For those who own the 1st Edition, some very important new material has been added:

  1. a new chapter on ‘The Hallways of Learning’ which deals with the vital subject of making meaning out of our experience. It takes in and expands the previous Chapter 3.

  2. The chapter previously called “Theory and Structure” has been renamed “A Theoretical Framework” and is now supported with two new chapters on infrastructure for learning and measuring learning.

  3. There is also a new chapter on the responsibilities of members in an organization that is learning.

I judge that the new material and additional insights fully justify buying a new copy even if you have the old.)

When this classic in its field was first published in 1994, it immediately became a definitive text on organizational learning. The second edition builds on the first, with five new or revised chapters and incorporation of useful case study material of successful organizational learning. The last five years have seen many useful additions to the literature, but Nancy Dixon’s book remains my first choice for straightforward, helpful and thorough coverage of the issues and practice.

The book is practical, illuminating and wide ranging, and with quite enough examples to give it life for those who are seeking practical solutions to practical problems. I highly recommend it to everyone directly concerned with enhancing learning in their organization (is there anyone who is not or should not be?). Even if you have no time for reading, you should at least read the Preface and Introduction.

It is worth quoting the four main themes listed in the Preface in full:

“Learning is part of work and work involves learning; these are not separate functions but intertwined; the separation we have made of them is artificial and often does not serve us well.

Learning is not only or even primarily about obtaining correct information or answers from knowledgeable others; it is fundamentally about making meaning out of the experience we and others have in the world.

Organizational learning results from intentional and planned efforts to learn. Although it can and does occur accidentally, organizations cannot afford to rely on learning through chance.

As a collective we are capable of learning our way to the answers we need to address our difficult problems. It is ourselves we must rely on for these answers rather than experts, who can, at best, only provide us with answers that have worked in the past.”

For a great many organizations these principles call for a major shift from current practice. Organizational learning is about the ability to change and adapt:

“The key to organizational learning is not only the ability of the organization to transform itself and its environment, but to do so continuously…”

And organizational learning is:

“the intentional use of learning processes at the individual, group and system level to continuously transform the organization in a direction that is increasingly satisfying to its stakeholders”

A major premise of this book is that learning is the construction and re-construction of meaning and as such it is a dynamic process.

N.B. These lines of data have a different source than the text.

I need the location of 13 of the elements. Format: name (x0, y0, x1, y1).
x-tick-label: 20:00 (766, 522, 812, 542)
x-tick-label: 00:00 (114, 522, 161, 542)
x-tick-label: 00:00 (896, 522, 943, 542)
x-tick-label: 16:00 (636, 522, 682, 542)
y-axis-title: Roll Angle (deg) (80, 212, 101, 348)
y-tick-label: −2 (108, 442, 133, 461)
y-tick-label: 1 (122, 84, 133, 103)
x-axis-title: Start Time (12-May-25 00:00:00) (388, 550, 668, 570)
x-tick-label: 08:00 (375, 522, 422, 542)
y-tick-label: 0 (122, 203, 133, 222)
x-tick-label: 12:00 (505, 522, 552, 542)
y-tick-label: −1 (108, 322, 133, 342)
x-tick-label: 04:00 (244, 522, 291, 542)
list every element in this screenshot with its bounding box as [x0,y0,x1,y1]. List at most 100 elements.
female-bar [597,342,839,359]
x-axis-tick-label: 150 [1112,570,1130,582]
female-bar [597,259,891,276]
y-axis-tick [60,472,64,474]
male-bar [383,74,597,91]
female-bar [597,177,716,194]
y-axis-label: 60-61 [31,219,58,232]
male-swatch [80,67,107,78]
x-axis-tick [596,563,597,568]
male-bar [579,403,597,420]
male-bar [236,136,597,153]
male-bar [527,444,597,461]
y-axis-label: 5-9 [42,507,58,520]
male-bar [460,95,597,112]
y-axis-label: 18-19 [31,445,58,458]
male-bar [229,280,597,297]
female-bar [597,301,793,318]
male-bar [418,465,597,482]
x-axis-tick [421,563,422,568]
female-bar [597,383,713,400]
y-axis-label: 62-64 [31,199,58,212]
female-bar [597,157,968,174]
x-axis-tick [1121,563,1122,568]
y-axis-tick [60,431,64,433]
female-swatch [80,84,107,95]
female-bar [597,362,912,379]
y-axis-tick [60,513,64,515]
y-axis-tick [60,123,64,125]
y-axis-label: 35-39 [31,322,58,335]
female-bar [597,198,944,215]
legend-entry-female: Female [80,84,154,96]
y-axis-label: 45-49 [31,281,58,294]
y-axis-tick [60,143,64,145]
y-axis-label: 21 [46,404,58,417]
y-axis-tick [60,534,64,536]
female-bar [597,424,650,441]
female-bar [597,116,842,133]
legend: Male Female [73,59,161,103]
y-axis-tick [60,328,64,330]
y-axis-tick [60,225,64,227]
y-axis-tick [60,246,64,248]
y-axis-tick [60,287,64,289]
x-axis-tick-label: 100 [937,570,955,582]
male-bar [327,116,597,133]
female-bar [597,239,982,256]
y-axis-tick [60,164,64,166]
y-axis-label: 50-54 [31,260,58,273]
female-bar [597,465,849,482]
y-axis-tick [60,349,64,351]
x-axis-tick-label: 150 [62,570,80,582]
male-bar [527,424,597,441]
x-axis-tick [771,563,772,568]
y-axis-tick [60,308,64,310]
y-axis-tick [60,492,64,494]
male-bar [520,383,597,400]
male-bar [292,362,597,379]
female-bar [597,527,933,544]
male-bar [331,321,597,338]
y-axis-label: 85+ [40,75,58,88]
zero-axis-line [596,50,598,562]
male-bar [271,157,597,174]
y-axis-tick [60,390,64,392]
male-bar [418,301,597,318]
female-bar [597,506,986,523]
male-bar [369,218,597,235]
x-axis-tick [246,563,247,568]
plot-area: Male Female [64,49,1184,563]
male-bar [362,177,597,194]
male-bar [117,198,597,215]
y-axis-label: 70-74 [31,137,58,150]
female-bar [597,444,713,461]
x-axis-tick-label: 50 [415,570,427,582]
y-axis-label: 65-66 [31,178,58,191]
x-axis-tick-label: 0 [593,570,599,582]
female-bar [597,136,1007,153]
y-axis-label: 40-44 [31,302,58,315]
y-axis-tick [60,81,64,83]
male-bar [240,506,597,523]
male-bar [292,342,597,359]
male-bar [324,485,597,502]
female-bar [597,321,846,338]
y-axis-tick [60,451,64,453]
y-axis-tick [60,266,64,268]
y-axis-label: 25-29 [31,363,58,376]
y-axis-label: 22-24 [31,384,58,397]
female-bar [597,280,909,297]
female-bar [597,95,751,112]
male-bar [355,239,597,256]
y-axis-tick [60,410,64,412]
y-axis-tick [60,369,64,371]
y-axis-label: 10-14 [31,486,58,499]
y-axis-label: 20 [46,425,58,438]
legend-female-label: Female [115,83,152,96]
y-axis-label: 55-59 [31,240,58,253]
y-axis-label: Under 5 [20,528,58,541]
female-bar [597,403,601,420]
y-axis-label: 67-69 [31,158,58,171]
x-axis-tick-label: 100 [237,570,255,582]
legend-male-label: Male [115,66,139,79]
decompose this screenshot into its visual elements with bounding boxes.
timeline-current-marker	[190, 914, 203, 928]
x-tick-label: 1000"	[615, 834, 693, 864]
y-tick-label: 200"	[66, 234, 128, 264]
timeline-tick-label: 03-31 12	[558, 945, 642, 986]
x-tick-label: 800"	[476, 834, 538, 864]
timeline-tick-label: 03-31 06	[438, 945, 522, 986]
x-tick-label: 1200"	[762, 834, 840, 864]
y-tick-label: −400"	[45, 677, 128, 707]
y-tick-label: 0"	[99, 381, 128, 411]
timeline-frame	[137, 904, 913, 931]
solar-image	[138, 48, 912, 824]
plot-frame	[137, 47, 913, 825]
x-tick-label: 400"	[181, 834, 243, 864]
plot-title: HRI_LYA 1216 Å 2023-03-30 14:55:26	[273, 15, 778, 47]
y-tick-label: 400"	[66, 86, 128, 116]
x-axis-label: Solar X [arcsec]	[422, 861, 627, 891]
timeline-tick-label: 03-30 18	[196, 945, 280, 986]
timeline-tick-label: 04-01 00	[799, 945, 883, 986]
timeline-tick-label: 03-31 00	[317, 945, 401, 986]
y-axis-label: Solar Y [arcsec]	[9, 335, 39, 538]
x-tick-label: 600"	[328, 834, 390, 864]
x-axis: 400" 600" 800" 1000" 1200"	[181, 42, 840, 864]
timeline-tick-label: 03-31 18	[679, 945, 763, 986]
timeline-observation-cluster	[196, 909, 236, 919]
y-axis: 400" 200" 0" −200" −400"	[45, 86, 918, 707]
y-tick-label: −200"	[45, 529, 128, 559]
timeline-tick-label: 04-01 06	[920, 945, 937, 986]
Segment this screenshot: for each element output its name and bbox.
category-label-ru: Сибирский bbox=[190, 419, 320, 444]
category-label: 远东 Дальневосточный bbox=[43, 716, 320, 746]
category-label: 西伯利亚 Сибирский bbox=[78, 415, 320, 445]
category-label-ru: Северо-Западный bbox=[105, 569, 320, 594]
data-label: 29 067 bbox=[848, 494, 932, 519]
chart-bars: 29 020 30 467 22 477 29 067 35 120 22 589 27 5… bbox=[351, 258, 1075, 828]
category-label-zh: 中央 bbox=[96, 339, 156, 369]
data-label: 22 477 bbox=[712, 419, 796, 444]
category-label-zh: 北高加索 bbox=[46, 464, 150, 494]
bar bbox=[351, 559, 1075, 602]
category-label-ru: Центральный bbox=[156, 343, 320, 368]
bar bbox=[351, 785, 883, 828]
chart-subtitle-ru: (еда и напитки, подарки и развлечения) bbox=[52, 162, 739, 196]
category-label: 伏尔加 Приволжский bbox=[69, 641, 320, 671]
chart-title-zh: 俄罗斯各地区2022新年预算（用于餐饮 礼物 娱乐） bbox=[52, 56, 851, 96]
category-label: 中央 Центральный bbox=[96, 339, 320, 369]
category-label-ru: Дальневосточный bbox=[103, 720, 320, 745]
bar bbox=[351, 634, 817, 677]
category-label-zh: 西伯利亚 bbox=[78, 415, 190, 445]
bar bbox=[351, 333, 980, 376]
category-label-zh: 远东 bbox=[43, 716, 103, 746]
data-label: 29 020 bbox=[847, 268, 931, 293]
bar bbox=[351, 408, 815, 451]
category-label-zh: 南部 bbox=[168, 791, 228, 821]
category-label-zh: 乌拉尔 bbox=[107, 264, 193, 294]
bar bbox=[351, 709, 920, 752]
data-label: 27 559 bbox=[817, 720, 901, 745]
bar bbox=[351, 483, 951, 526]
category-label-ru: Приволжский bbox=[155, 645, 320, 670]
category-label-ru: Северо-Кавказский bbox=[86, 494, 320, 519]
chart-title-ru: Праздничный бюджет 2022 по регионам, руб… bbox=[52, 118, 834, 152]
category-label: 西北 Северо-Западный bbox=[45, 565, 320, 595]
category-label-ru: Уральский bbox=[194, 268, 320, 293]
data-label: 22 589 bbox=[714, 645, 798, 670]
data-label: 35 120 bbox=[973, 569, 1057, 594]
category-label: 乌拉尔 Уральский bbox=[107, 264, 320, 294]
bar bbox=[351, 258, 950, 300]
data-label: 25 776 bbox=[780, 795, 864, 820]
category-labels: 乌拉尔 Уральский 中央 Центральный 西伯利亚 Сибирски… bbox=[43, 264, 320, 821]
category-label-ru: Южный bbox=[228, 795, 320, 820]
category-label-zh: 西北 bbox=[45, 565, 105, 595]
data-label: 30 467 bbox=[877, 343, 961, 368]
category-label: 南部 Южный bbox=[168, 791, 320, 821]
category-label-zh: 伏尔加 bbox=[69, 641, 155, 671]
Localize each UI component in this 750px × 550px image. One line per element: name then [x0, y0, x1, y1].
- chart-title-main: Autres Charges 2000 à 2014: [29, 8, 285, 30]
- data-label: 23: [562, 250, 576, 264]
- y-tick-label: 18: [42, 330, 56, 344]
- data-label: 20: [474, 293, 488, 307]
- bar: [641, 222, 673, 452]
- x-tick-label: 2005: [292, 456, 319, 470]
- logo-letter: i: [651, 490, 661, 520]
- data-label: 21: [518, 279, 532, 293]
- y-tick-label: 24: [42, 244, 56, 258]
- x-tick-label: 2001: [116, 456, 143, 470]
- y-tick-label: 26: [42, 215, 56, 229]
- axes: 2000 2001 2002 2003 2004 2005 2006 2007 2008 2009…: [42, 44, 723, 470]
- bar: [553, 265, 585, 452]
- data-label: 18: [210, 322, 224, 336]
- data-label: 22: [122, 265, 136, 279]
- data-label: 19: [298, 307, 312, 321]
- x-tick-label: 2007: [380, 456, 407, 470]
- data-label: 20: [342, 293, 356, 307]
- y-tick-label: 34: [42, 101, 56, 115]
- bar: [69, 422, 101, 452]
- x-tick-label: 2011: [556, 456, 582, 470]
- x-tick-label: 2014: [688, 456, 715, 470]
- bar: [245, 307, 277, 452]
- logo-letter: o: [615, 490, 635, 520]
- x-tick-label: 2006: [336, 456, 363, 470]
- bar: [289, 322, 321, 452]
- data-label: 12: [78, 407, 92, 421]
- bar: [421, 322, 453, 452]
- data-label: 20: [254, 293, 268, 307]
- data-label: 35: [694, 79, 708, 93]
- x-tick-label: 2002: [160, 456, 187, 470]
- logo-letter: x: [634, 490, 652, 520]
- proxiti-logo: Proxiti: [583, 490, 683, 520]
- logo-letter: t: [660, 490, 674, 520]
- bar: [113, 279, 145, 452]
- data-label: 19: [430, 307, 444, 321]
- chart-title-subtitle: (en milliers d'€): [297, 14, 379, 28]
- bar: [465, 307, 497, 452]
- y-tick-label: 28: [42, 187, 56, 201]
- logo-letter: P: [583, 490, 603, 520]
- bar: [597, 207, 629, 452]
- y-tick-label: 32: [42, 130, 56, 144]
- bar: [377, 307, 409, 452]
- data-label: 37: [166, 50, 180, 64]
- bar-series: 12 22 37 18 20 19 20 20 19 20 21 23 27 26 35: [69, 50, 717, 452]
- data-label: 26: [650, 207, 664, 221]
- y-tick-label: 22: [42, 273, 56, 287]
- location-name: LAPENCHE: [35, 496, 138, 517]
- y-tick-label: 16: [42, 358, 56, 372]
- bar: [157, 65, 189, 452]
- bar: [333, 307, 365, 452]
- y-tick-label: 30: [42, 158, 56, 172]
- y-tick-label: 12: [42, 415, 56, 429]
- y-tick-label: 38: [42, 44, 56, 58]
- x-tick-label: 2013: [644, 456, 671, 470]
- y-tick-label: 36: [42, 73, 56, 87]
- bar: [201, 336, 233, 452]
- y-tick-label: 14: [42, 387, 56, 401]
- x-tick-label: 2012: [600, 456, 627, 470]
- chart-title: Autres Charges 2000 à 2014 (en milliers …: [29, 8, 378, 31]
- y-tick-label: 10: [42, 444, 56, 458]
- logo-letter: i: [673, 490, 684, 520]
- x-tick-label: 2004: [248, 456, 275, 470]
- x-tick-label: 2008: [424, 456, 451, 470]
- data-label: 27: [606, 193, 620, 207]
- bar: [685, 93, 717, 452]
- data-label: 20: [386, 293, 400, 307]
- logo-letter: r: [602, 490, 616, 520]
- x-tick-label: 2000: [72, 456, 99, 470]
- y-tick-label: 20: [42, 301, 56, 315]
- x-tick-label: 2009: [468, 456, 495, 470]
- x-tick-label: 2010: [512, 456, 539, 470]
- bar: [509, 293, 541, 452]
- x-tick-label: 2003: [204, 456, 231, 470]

Accumulated knowledge, then, is of less significance than are the processes needed to continuously revise or create knowledge.

All this is in support of the thesis that, for an organism or an organization to survive, its rate of learning must be equal to or greater than the rate of change in its environment.

The whole book is based round use of the learning cycle, variously known as the Kolb cycle and, among disciples of Deming, the Deming cycle. The discussion is developed round application of the cycle at the individual and the organizational level, and the interactions between the two levels.

There are four steps in the cycle and Dixon stresses that they are interdependent and mutually supportive. Organizational learning depends on the consistent application of all four steps, with sufficient time and attention devoted to each step. She observes, and m observation is the same, that one of the most common failings in organizations is to focus on one or two of the four elements, while neglecting the others. The result is invariably disappointment. N or does she fail to point out what a radical challenge this poses to ways of thinking which are deeply imbued in most people in senior positions.

The book is grounded in the Kolb cycle, in Argyris’s work on mental models and defensive routines, and in the principles of action learning, which was apparently founded by R. Revans some fifty years ago (though I suspect that the principles are a great deal older than that). To oversimplify, it is the thesis that learning, in the sense of improved capacity for effective action, takes place only in the context of action, a point which Nancy Dixon develops into an argument for situating learning activity primarily in real work.

This last point is dear to my heart – from observation. However, while it is increasingly talked about, practice in most organizations is still mostly concerned with training in a class room, with quite inadequate attention given to designing work for learning. Perhaps this book will give a further nudge away from training and towards learning. If so, it will have served our society well.

The book is well-organized, well-summarized, and well-referenced, which makes it very accessible.